Sometimes, cedar waxwings eat fruit that is overripe and has begun to ferment, intoxicating the bird.

===Digestion===
Cedar waxwings are a highly specialized frugivorous species, exhibiting almost full reliance on sugary fruits, unlike other fruit-eating passerines that exhibit only opportunistic frugivory when other food sources are in poor supply. Their efficient digestion of fruits containing simple sugars allows them to live on fruit alone, while other fruit-eating passerines found subsisting on fruit alone to be fatal. Reliance on primarily fruit alone occurs until fruit cessation in the spring when the birds start to feed on insects and flowers. In such cases, intestinal analysis revealed stomach contents of 84% fruit, 12% invertebrates, and 4% flowers, among 212 individuals involved in the study.

Despite the advantage of frugivorous specialization, they did lose body mass when experimentally fed one fruit type alone (Viburnum opulus), but gained body mass when fed pollen-rich catkins, as well (Populus deltoides). Many fleshy fruits are energy-rich, but they are deficient in the protein levels required by cedar waxwings (1.7%). The nutrient deficit of sugary fruits alone is mitigated through flower and subsequent pollen consumption that is rich in protein. This response to food diversity illustrates the importance of multiple food sources to acquire the precise nutrients needed to maintain bodily metabolism.

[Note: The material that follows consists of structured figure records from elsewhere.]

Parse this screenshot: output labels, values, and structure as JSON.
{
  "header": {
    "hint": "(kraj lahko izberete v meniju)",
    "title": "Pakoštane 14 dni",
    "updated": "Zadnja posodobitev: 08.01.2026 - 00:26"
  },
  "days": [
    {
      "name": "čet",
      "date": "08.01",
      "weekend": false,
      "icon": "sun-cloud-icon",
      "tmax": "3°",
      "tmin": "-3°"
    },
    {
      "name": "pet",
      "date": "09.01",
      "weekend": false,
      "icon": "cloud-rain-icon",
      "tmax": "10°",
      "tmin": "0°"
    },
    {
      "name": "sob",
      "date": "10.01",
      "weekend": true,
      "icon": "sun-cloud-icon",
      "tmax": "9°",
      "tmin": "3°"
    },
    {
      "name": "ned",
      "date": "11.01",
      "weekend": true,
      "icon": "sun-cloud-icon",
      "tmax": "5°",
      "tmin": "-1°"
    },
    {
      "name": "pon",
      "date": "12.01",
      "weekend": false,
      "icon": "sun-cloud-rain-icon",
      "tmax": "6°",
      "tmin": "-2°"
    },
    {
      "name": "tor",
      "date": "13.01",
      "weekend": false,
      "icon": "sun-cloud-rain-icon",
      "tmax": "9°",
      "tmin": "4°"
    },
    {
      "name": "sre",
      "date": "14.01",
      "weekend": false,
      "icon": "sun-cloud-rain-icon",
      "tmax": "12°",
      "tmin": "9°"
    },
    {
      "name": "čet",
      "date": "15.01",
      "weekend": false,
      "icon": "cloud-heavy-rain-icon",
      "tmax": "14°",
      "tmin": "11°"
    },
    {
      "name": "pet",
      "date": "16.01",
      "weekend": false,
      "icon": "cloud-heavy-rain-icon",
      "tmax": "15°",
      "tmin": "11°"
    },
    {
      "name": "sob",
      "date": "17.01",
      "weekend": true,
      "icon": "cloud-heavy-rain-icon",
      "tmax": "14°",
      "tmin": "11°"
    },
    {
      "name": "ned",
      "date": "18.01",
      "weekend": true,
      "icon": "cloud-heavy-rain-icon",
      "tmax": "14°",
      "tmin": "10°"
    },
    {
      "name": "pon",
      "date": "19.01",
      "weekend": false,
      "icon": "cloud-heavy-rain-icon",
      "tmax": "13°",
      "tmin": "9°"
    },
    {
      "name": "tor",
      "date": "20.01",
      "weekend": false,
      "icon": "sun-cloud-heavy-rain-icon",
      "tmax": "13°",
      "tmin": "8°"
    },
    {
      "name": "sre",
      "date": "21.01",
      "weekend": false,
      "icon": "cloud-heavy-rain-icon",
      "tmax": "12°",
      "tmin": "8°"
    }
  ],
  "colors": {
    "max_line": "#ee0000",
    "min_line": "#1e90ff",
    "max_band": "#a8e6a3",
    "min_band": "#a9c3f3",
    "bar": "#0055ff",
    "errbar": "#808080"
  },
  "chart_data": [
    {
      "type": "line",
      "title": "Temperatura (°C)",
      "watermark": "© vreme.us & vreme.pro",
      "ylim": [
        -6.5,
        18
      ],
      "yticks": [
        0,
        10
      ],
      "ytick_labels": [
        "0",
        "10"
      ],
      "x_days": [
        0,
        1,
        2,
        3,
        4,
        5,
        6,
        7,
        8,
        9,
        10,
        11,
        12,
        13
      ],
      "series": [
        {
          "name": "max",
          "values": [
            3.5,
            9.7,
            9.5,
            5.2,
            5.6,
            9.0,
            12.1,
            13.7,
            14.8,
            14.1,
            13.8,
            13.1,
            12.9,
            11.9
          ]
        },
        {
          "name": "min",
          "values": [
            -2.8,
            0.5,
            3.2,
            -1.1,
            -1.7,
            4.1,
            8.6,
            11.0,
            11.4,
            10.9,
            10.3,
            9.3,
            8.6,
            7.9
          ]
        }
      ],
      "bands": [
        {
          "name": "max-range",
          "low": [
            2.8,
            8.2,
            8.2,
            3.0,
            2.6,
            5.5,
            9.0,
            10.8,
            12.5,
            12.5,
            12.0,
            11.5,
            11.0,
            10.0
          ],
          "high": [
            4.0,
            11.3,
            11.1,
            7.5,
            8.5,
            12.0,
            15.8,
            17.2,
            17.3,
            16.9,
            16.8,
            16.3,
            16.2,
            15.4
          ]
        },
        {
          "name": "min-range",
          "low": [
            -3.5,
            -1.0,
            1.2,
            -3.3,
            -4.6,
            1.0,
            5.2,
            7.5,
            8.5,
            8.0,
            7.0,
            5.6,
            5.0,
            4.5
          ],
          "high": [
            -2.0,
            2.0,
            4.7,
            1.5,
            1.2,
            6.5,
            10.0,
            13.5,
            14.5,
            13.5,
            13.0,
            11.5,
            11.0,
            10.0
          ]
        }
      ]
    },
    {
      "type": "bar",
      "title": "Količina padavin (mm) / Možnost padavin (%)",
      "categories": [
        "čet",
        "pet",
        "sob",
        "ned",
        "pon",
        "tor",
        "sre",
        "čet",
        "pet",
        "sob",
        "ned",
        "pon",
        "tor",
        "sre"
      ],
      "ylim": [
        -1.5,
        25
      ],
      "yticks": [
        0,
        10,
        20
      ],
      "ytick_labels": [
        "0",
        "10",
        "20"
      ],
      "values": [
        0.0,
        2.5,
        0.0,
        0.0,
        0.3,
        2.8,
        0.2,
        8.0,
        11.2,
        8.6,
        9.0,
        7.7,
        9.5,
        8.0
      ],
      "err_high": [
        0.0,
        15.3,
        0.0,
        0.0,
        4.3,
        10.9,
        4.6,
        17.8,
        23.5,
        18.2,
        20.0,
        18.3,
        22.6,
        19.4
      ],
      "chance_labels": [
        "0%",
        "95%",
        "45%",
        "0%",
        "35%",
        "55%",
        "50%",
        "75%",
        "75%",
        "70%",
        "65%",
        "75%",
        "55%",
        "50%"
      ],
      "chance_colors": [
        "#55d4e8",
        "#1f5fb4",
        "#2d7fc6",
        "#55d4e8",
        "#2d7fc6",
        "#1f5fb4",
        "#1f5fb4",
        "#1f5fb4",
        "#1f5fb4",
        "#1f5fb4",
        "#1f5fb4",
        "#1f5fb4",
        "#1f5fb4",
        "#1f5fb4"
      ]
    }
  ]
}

Though waxwings displayed efficient rates of digestion, they also exhibited relatively quick passage rates that are indicative of their low use efficiency (36.5%), as fruit skins appeared undigested in feces. The low use efficiency of fruits digested by cedar waxwings not only indicates the necessity of consuming large quantities of fruits, but viable seeds found in feces also suggest the important role they may play in seed dispersal.

The presence of seeds in feces is also indicative of the digestive limitations associated with eating seed-rich fruits, specifically fruits laden with smaller seeds that pass much more slowly through the digestive tract. A positive correlation between seed defecation and fruit consumption is seen as rates of ingestion increased only when rates of seed processing also increased. When seeds were observed being regurgitated or expelled, activity and ingestion increased as opposed to when seeds were consumed and passed through the digestive tract, limiting further activity and foraging in which waxwings exhibited a period of "loafing" characterized by stretches of inactivity after a meal. This limitation of fruit processing poses potential issues for cedar waxwings observed consuming nutrient-poor fruits and their seeds, as the ingestion of seeds prevents them from increasing consumption efforts to mitigate this low-quality diet.

Ingestion of seeds by cedar waxwings is alleviated via efficient rates of seed processing in which seeds are separated from and defecated before the pulp of the fruit. This allows them to still exhibit relatively high digestion efficiencies in spite of the gut processing limitations that are associated with eating seeds. The digestive strategies employed by these birds allow them to subsist on a predominately fruit-based diet.

==Conservation status==
Waxwings are evaluated as least concern on the IUCN Red List of Endangered Species. Populations are increasing in their range partly because fields are being allowed to grow into forests and shrublands, and fruiting trees such as mountain ash are being planted as landscaping. Cedar waxwings do sometimes crash into windows, though, and get hit by cars while foraging along roadsides.